Issue/SOURCE: Continued operation of the St Lawrence Seaway
Date: June 2025
Suggested Responses
- The Government of Canada remains committed to the Seaway’s long-term economic growth and sustainability, reinforcing Canada’s reputation as a reliable and strong trading partner.
- A modernized agreement with the St. Lawrence Seaway Management Corporation was signed on March 31, 2024. The modernized agreement provides stability for the marine supply chain and continued maintenance of a safe, secure, and efficient transportation corridor.
- Last year, nearly 37 million tons of cargo moved through the St Lawrence Seaway between key Canadian and American ports.
- Under the agreement between the St. Lawrence Seaway Management Corporation and Transport Canada, the Corporation is responsible for the operation of the Seaway and for maintaining Seaway infrastructure and other assets, including 13 locks and 39 bridges.
- Under the agreement, the Corporation’s financial requirements net of revenues are covered by the Government of Canada through a payment made under the authority of the Canada Marine Act.
- The $115.3 million identified in the Main Estimates is the forecast statutory payment to the St. Lawrence Seaway Management Corporation in 2025-26. The increase from 2024-25 is driven by increased expenditures related to maintaining, repairing and replacing Seaway assets.
- The St Lawrence Seaway contributes to $46.8 billion in economic activity in Canada and U.S. It is critical to strengthening Canada’s competitive advantages and keeping maritime trade efficient and cost-effective.
- The Government of Canada is committed to strong supply chain, modernization of marine infrastructure, climate change, and strengthened relationships with Indigenous Peoples and local communities.
- This vital binational corridor supports marine shipping produces lower greenhouse gas emissions. The Seaway also supports 67,000 Ontario jobs and 27,000 Quebec jobs and a total of $10.3 billion in revenues is linked to the Seaway.
BACKGROUND INFORMATION
- The Great Lakes – St. Lawrence Seaway (GLSLS) system is a strategic trade corridor that extends 3,700 kilometers inland from the Atlantic Ocean and serves more than 100 ports and commercial docks, including 15 major ports located in each of the eight Great Lakes states and the provinces of Ontario and Quebec. The GLSLS supports more than 241,286 Canadian and U.S. jobs and generates $46.8 billion in economic activity in Canada and the U.S.

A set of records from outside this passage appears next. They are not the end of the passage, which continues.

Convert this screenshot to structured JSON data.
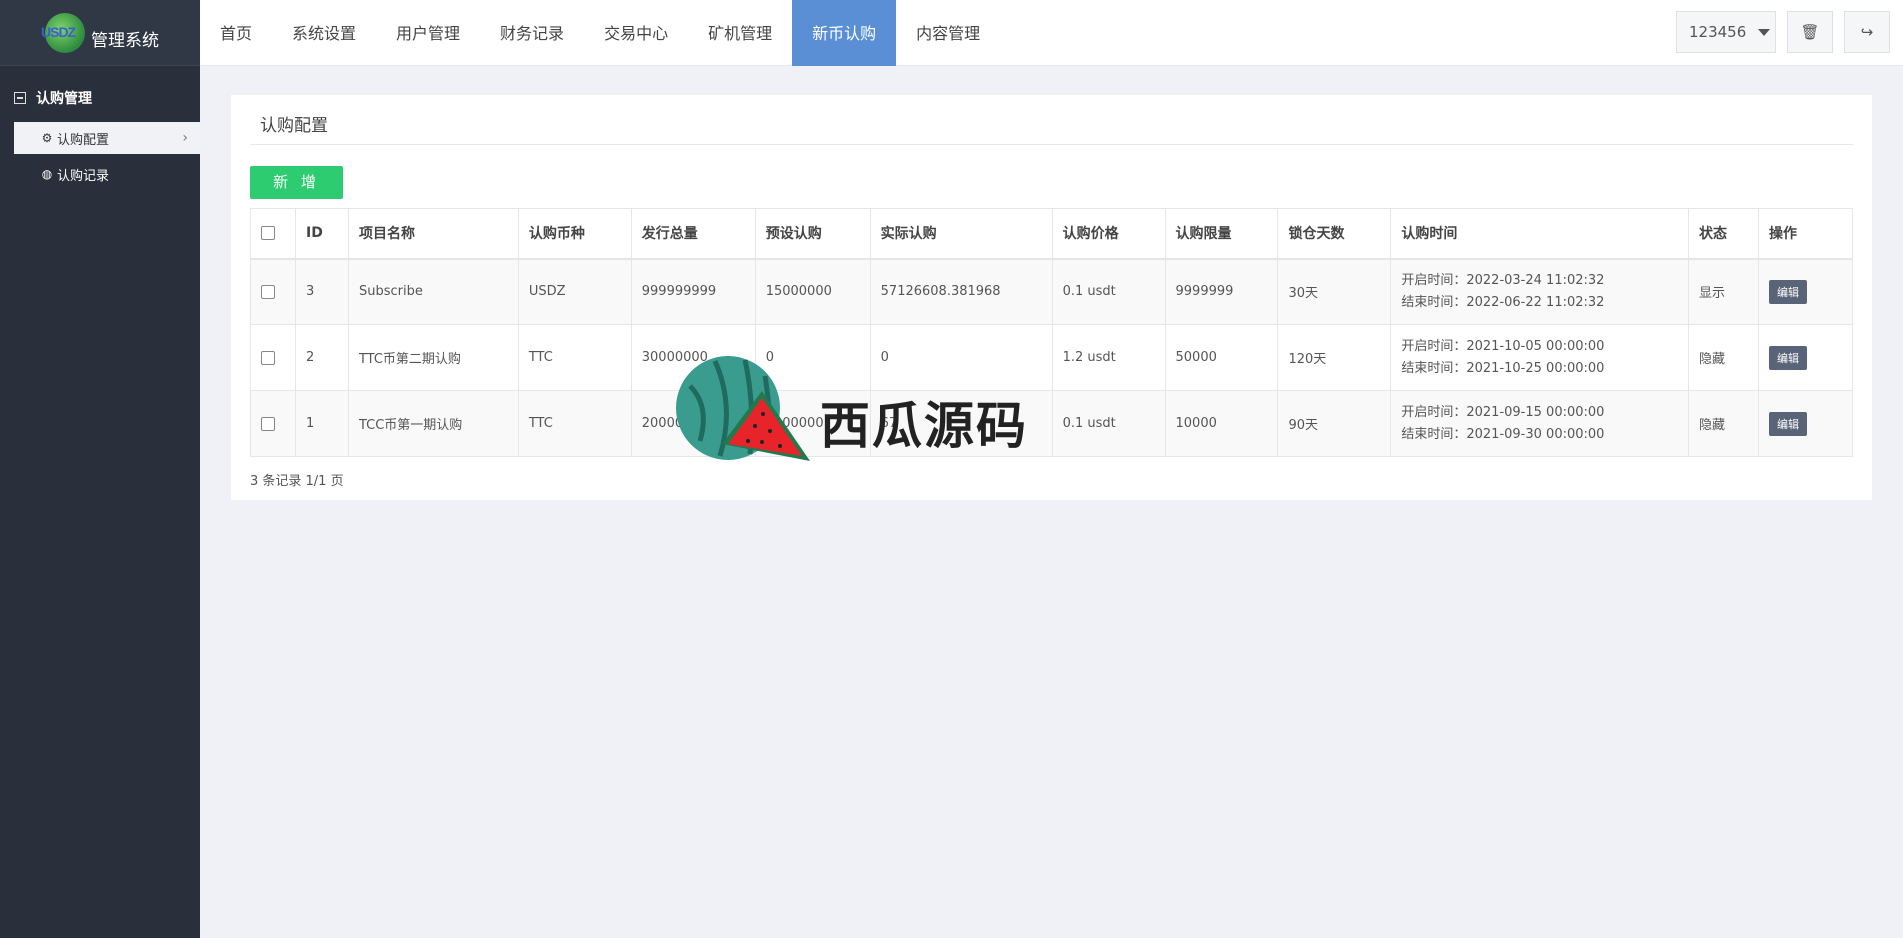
{
  "app": {
    "logo_letters": "USDZ",
    "logo_text": "管理系统"
  },
  "sidebar": {
    "group_label": "认购管理",
    "items": [
      {
        "label": "认购配置",
        "icon": "gear-icon",
        "active": true
      },
      {
        "label": "认购记录",
        "icon": "globe-icon",
        "active": false
      }
    ]
  },
  "nav": {
    "items": [
      "首页",
      "系统设置",
      "用户管理",
      "财务记录",
      "交易中心",
      "矿机管理",
      "新币认购",
      "内容管理"
    ],
    "active": "新币认购"
  },
  "header": {
    "user": "123456"
  },
  "page": {
    "title": "认购配置",
    "add_label": "新 增",
    "columns": [
      "ID",
      "项目名称",
      "认购币种",
      "发行总量",
      "预设认购",
      "实际认购",
      "认购价格",
      "认购限量",
      "锁仓天数",
      "认购时间",
      "状态",
      "操作"
    ],
    "rows": [
      {
        "id": "3",
        "name": "Subscribe",
        "coin": "USDZ",
        "total": "999999999",
        "preset": "15000000",
        "actual": "57126608.381968",
        "price": "0.1 usdt",
        "limit": "9999999",
        "lock_days": "30天",
        "start": "开启时间：2022-03-24 11:02:32",
        "end": "结束时间：2022-06-22 11:02:32",
        "status": "显示",
        "action": "编辑"
      },
      {
        "id": "2",
        "name": "TTC币第二期认购",
        "coin": "TTC",
        "total": "30000000",
        "preset": "0",
        "actual": "0",
        "price": "1.2 usdt",
        "limit": "50000",
        "lock_days": "120天",
        "start": "开启时间：2021-10-05 00:00:00",
        "end": "结束时间：2021-10-25 00:00:00",
        "status": "隐藏",
        "action": "编辑"
      },
      {
        "id": "1",
        "name": "TCC币第一期认购",
        "coin": "TTC",
        "total": "20000",
        "preset": "0000000",
        "actual": "67",
        "price": "0.1 usdt",
        "limit": "10000",
        "lock_days": "90天",
        "start": "开启时间：2021-09-15 00:00:00",
        "end": "结束时间：2021-09-30 00:00:00",
        "status": "隐藏",
        "action": "编辑"
      }
    ],
    "footer": "3 条记录 1/1 页"
  },
  "watermark": {
    "text": "西瓜源码"
  }
}
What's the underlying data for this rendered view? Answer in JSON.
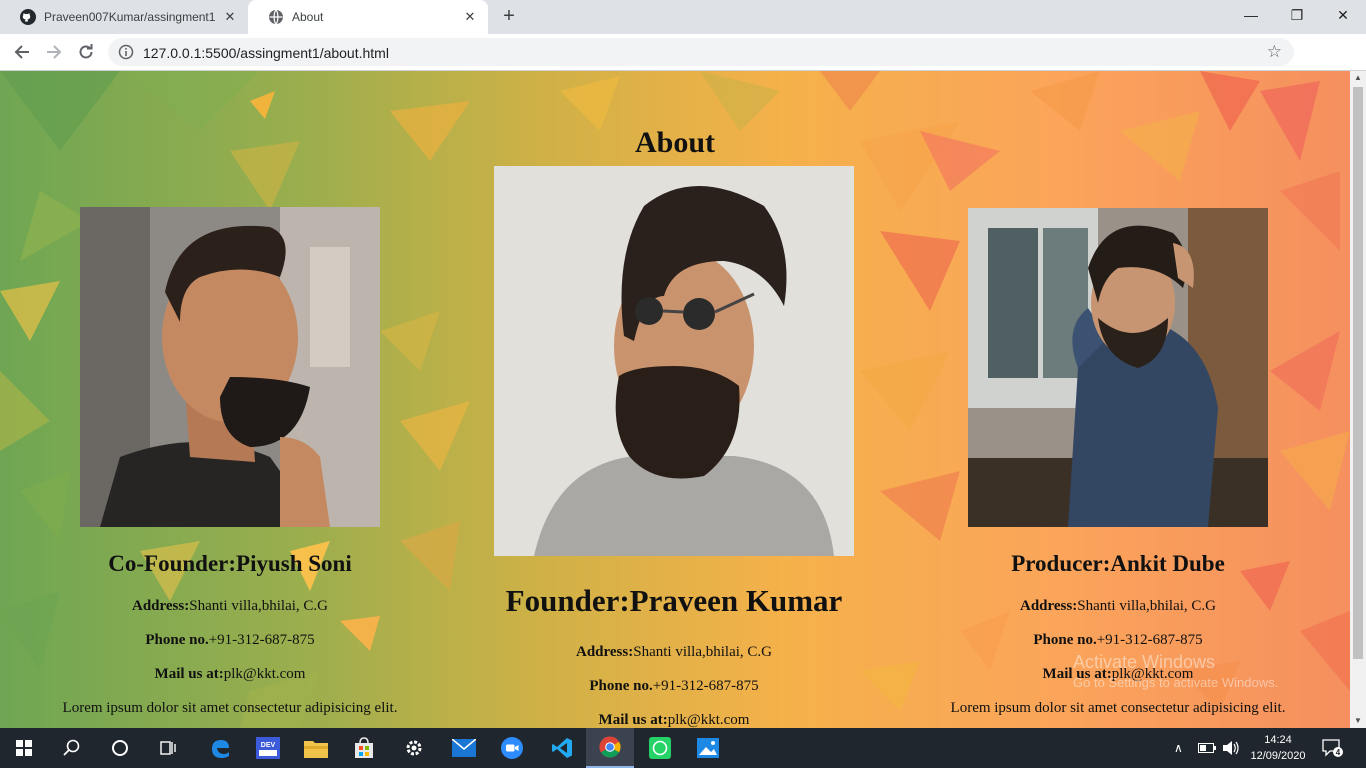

- The St. Lawrence Seaway is a bi-national, deep-draft, inland waterway between Montreal and Lake Erie that consists of 15 locks and connecting channels in two sections:
- The Montreal – Lake Ontario (MLO) section, which was built in 1959, includes 5 Canadian and 2 American locks that lift/lower vessels 68.8 meters (226 feet).
- The Welland Canal, which was built in 1932, includes 8 Canadian locks that lift/lower vessels 99.4 meters (326 feet).
- In 1998, the management of the Seaway was commercialized under the Canada Marine Act (CMA) to enhance competitiveness and to promote a commercial approach to its operation. The St. Lawrence Seaway Management Corporation (SLSMC) was established by major users of the Seaway. The Corporation has managed, operated, and maintained the Seaway since 1998.
- The 13 locks, 39 bridges, tunnels, land and canals managed by the SLSMC on behalf of the Government of Canada represent 1/3 of TC’s asset portfolio.